LOS ANGELES (CN) - Robin Thicke surprised a jury last week by running through a medley of tunes in the " Blurred Lines " copyright infringement trial. With the star absent Tuesday, there was little to dazzle the jury, though both sides presented some eye-popping numbers.

Not musical numbers. As the trial entered its fifth day there was more than music theory to pore over.

U.S. District Judge John Kronstadt broke down how much Thicke and his "Blurred Lines" collaborators Pharrell Williams and T.I. made from their 2013 hit song.

Of the $16.6 million in "Blurred Lines" profits, Thicke earned $5.6 million in artist and publishing royalties, Pharrell $5.1 million in producer and publishing royalties, and T.I. got $704,000. The rest went to the record companies behind the platinum single: Interscope, UMG Distribution and Star Trak.

That was according to a stipulation of facts of profits that Kronstadt read to the jury.

Thicke, 37, Pharrell, 41, and T.I. (Clifford Harris), 34 are defending copyright-infringement claims from Frankie Christian Gaye, Nona Marvisa Gaye and Marvin Gaye III.

The family of Motown legend Marvin Gaye wants a cut of the profits from "Blurred Lines," which they call a rip-off of the Motown soul singer's 1977 track, "Got to Give it Up."

The Gayes' attorney Richard S. Busch has said during trial that, including money from touring, profits from "Blurred Lines" are close to $40 million.

Thicke initially sought a declaration that he did not breach the copyright of Gaye's "Got To Give It Up." The Gayes countersued.

The Gayes also claim that Thicke's "Love After War" violates copyright on Marvin Gaye's 1976 single, " After the Dance ."

Last week, the Gayes' expert musicologists Judith Finell and Ingrid Monson told the court there is are substantial similarities between the two songs.

On Tuesday, Thicke's expert musicologist Sandra Wilbur dissected "Blurred Lines" and "Got to Give it Up."

Like Thicke, Wilbur used an electronic piano to illustrate her points.

Wilbur said the two songs are "not meaningfully similar," noting the differences in structure, harmony and melody.

"In fact, they are really different songs," Wilbur told Thicke's attorney Seth Miller.
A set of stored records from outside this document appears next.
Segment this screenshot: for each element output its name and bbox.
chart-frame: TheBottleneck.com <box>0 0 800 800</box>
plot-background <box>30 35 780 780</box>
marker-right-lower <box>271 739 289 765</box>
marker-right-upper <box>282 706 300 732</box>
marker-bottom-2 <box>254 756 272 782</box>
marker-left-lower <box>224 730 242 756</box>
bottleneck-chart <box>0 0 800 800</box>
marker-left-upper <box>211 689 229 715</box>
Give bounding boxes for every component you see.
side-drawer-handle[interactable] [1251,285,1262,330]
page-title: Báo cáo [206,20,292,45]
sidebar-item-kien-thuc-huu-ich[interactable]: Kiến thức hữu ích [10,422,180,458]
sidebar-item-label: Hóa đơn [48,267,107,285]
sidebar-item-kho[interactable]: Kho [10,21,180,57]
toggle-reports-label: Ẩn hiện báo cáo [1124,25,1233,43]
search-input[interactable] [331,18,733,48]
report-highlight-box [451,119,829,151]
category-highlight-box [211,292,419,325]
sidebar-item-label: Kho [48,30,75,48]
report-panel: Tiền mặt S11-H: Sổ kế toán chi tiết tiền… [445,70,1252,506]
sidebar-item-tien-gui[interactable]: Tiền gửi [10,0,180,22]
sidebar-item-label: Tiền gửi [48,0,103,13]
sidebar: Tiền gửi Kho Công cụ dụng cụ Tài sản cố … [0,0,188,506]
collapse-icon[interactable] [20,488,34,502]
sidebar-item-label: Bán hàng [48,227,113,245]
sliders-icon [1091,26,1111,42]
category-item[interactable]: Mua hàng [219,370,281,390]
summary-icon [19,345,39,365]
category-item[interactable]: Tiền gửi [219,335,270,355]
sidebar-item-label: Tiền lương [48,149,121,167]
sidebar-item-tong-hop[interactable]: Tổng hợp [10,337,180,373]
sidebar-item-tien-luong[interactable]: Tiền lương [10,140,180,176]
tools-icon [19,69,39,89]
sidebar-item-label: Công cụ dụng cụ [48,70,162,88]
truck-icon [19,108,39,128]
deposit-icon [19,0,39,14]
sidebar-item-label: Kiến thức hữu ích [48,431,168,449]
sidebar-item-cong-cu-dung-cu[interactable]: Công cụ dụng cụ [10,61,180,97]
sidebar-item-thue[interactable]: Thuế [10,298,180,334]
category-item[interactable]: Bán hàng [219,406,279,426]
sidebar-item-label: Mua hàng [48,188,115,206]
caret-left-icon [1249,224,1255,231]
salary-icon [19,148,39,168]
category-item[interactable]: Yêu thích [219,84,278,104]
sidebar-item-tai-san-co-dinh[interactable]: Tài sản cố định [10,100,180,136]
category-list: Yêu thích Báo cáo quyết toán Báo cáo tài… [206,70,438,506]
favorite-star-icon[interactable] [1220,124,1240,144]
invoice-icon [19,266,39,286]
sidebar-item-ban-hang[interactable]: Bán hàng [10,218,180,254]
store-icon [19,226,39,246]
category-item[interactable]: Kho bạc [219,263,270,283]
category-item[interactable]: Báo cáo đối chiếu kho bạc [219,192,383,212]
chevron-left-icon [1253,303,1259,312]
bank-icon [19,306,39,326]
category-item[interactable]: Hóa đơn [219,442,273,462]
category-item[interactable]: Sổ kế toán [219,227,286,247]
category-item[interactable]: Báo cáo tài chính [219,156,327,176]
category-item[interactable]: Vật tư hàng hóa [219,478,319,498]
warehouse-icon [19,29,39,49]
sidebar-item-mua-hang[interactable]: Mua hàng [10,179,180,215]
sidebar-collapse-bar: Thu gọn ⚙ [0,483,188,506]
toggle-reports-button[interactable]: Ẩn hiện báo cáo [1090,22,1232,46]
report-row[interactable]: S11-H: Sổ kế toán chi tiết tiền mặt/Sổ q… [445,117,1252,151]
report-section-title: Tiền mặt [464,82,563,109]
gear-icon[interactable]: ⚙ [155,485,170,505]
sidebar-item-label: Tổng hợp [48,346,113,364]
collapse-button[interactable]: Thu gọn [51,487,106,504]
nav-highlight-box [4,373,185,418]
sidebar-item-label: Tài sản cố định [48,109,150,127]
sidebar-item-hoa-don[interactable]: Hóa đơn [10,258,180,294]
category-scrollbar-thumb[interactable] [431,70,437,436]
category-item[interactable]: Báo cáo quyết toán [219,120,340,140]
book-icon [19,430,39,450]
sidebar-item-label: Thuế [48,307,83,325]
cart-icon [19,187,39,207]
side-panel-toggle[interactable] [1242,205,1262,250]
She said that the format of "Blurred Lines" followed a popular verse-chorus structure.

"It's a really common format for a song," Wilbur said.

That was in stark contrast to Gaye's "Got to Give it Up," she told the jury.

"It's an unusual structure because it has no chorus but a hook," she said of Gaye's composition.

A hook is generally understood as a short musical phrase, which may be repeated.

In a move troubling to the Gaye family, Judge Kronstadt ruled in the run-up to the trial that the jury would not hear Gaye's original recording.

Kronstadt said that Gaye's recording contained unprotected elements under copyright law. So jurors have listened only to a stripped-down and re-recorded version of song, based on Gaye's copyrighted sheet music.

The copyright question of sheet music versus recorded music therefore has clouded the issue. Thicke's attorney Miller tried to score points against Wilbur on the witness stand, using the sheet music to try to sway the case in his celebrity clients' favor.

One argument Pharrell and Thicke made in the lawsuit against the Gayes was that they were only replicating the "feel" of "Got to Give it Up" and evoking an era.

Alluding to that line of reasoning, Miller asked Wilbur if would be possible for a band to take Gaye's sheet music and perform a rendition of "Got to Give it Up" as a reggae, country or rock song.

Wilbur said yes.

The Gaye family rested its case Tuesday morning after testimony from financial expert Nancie Stern and the Gayes' accountant Gary Cohen. The experts estimated the damages the family sustained because of the alleged infringement.

Music copyright is a fiendishly complicated issue.

Generally, neither the jury, the judge, the attorneys, and in some cases, even the litigants understand the musical issues involved. Paul McCartney, for instance, cannot read or write music.

Courts have ruled that neither chord progressions nor melodic fragments can be copyrighted, though McCartney's fellow Beatle George Harrison lost a famous copyright case that claimed his song "My Sweet Lord" was a knockoff of the song "He's So Fine."

Pharrell and T.I. are due to take the stand Wednesday.

The trial is expected to wrap up Thursday after closing arguments.